All the experimental work, tests and procedures were complied with the general guidelines of Damanhour University and were approved by the Local Ethics Commission of the Animal Health and Welfare of Damanhour University with respect to care of animals under study and all efforts were made to minimize suffering. The Ethical Approval Code was DMU/VetMed-2017/0023.

Housing and husbandry

Chicks were housed in galvanized wire cages (40 cm high × 50 cm width × 100 cm length) in (ten chicks each). Fresh feed and water were offered ad-libitum through the experimental period. All chicks were kept under the same managerial, hygienic and environmental conditions. Chicks were fed to cover their requirements according to NRC [38]. The sacrificed birds all over the experiment were previously anesthetized using sodium pentobarbital (50 mg/kg) by intraperitoneal injection to minimize suffering.

Experimental procedures

Vaccines. Birds of G1–4 were vaccinated against NDV by eye drop between days 15th to 21st (Table 4) using LaSota® (Schering plough, USA).

Challenge virus

Egyptian H9N2 strain isolated from broiler chickens in Alexandria Governorate (A/Chicken/Egypt/93/2015 and the GenBank accession No: KY872759) was used as a challenge virus in a dose 0.2 ml/bird of 106.3 EID50/dose (0.1 ml by nasal instillation and 0.1 ml through eye drop) at 18th day of age [30].

Sample size

Ten chicks were sacrificed at the first day of age and serum samples were used to determine the level of maternally derived antibodies against H9N2 and NDV using Haemagglutination inhibition test. The remaining 120 chicks were distributed randomly into 6 equal groups of each 20 chicks. Birds were weighed and sacrificed by exsanguination after prior anesthesia.

Experimental outcomes

All the birds were examined daily for the following parameters:

  1. a)

    Clinical signs, Mortality rates and Post-mortem (PM) lesions. Birds in all groups were examined daily up to 35 days of age and all disease signs, mortalities and PM lesions of dead or sacrificed birds were recorded.

  2. a)

    Histopathological examination.
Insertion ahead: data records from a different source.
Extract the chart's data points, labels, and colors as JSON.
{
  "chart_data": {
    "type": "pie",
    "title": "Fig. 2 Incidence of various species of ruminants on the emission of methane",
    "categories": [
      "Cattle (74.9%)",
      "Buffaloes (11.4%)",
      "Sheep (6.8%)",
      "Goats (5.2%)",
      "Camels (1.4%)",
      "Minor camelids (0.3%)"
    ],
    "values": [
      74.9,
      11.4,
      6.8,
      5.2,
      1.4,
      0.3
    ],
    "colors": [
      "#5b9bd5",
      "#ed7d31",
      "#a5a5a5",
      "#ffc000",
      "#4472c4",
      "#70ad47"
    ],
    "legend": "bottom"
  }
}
Two birds from each group were sacrificed under anesthesia with intravenous injection of sodium pentobarbital (50 mg/kg) at 4th and 9th dpi in groups (1–4) and at 22 and 27 days of age in groups 5 and 6. Samples from trachea, thymus, bursa, spleen and kidney were collected, fixed in 10% formalin solution, stained with Hematoxylin and Eosin (HE) and examined for lesions [5].

  3. b)

    Haemagglutination inhibition (HI) test. Serum samples collected at 7th and 14th dpi were tested by HI test for H9N2 and ND antibodies using standard haemagglutination antigens (28 titers) for both viruses. HI test was applied using 4 Haemagglutination Units (HAU) of the relevant antigens and 25 μl of 1% chicken RBCs according to Alexander [2] and the results were analyzed using SPSS

  4. c)

    Quantification of H9N2 virus shedding by Real-Time RT-PCR (rRT-PCR). Pooled tracheal swabs were collected from 10 chickens in each group just before H9N2 infection then at day 3, 6 and 9 post H9N2 infections. The RNA was extracted using QIAamp viral RNA Mini-kits (QIAGEN 52904- Germany) and the test was performed using rRT-PCR (Strategen 3005P USA) with Quantitect RT-PCR Kit reaction buffer (QIAGEN 204443- Germany) and positive control RNA from A/quail/Egypt/113413v/2011(H9N2). The Sequence of H9 primers and probe as published by Ben Shabat, et al. [7] were used.

  5. d)

    Thermal profile was RT at 45 °C for 10 min and 95 °C for 10 min, followed by 40 cycles of PCR at 95 °C for 15 s for denaturation and 60 °C for 45 s for annealing and extension.

Statistical methods

Data of birds’ body weight were subjected to analysis of variance procedures appropriate for a completely randomized design using the GLM procedures of SPSS (2008). The differences among means were determined using the student Newman keuls test. Statements of statistical significance are based on p < 0.05.